FAYETTEVILLE, Ark. – What is in the soil on Mars?

When the Phoenix spacecraft landed on Mars in 2008 and began transmitting data about the planet’s surface back to Earth, scientists confirmed the presence of different ions in Mars’ soil, such as magnesium, sodium, potassium, sulfate, chloride — and a most unexpected one: perchlorate.

Although ions in the soil at the Phoenix landing site are well known, this is not the case for the composition of the parent salts in Mars’ regolith – a layer of unconsolidated rocky material covering bedrock. Amira Elsenousy, a doctoral candidate in the Arkansas Center for Space and Planetary Sciences at the University of Arkansas, is completing her dissertation on the composition and nature of salts in the soil at the Mars Phoenix site.

Elsenousy, whose research expertise is the chemistry of planetary bodies, is trying to understand the regolith-atmosphere interactions on Mars’ surface.

“I am investigating the stability of water on the surface of Mars and estimating the probable salts that might be present at Mars’ northern polar region through modeling the salt composition using geochemical modeling programs,” Elsenousy said.

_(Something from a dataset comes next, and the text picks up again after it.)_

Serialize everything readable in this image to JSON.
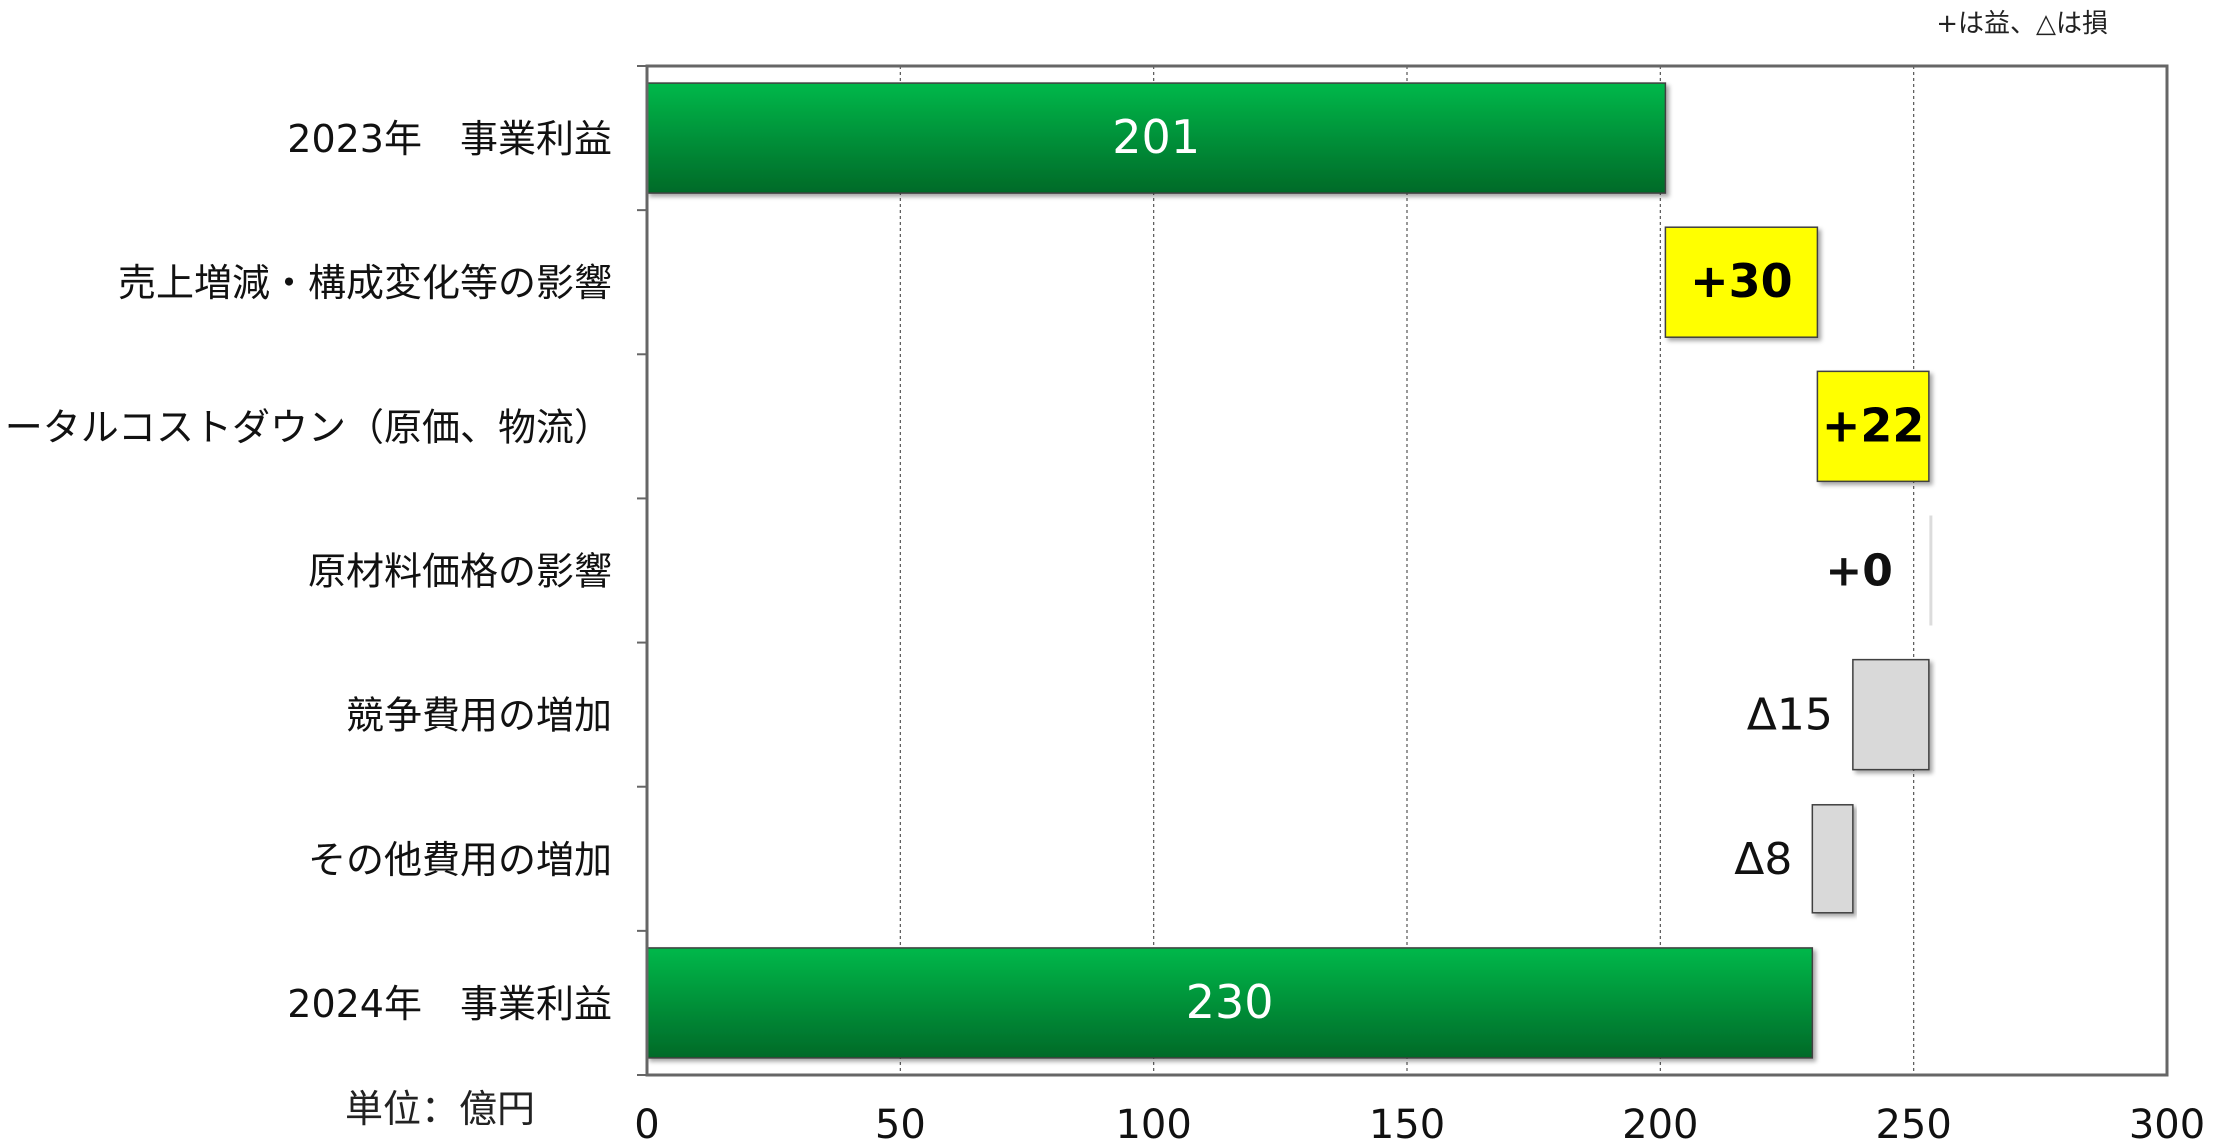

Perchlorate salts are known to absorb water vapor from the atmosphere and form a liquid solution at low temperatures, as in the case on Mars. This discovery means that liquid water may be forming on the surface or even at the shallow subsurface of Mars. 

“There are intermediate oxidation species between chloride and perchlorate, which are known to exist on Mars as hypochlorite and chlorite,” she said. “They may form stable salts on the surface of Mars. They could also react with organic materials and might be responsible for the nonexistence of organics on Mars’ surface.”

Elsenousy presented her findings, with her faculty mentor Vincent Chevrier, a research professor in the Arkansas Center for Space and Planetary Sciences, last year at the Present-Day Habitability of Mars Conference at the University of California at Los Angeles. She also presented her research in July at the Eighth International Conference on Mars at Pasadena, California, and in March at the 45th Lunar and Planetary Science Conference at The Woodlands, Texas.

Elsenousy returned to the U of A this semester after a summer-long internship at NASA’s prestigious Jet Propulsion Laboratory in Pasadena, where she studied the interface layer between the ice shell and the subsurface ocean on Europa, one of Jupiter’s moons.

“Europa is known to host a subsurface ocean and is perhaps the most promising candidate for extant life among the Galilean satellites.” Elsenousy said. “It was a neat opportunity to study something new and apply my understanding of Mars’ chemistry to a different planetary body.”

Melting of small parts of the top ice layer forms a thin layer of fresh water at the ice-water interface. Studying this layer of fresh water will give direct information about the chemistry and geology of Europa. 

“The existence of liquid water on a planetary body gives clues for possible habitable environments that might sustain life and this will improve our understanding for habitability of icy worlds,” Elsenousy said. “My research of this area will support the future mission to Europa, called the Europa Clipper.”

An international student from Egypt, Elsenousy earned a bachelor’s degree in biological-chemistry from Cairo University. She entered the doctoral program in space and planetary sciences at the U of A in 2010.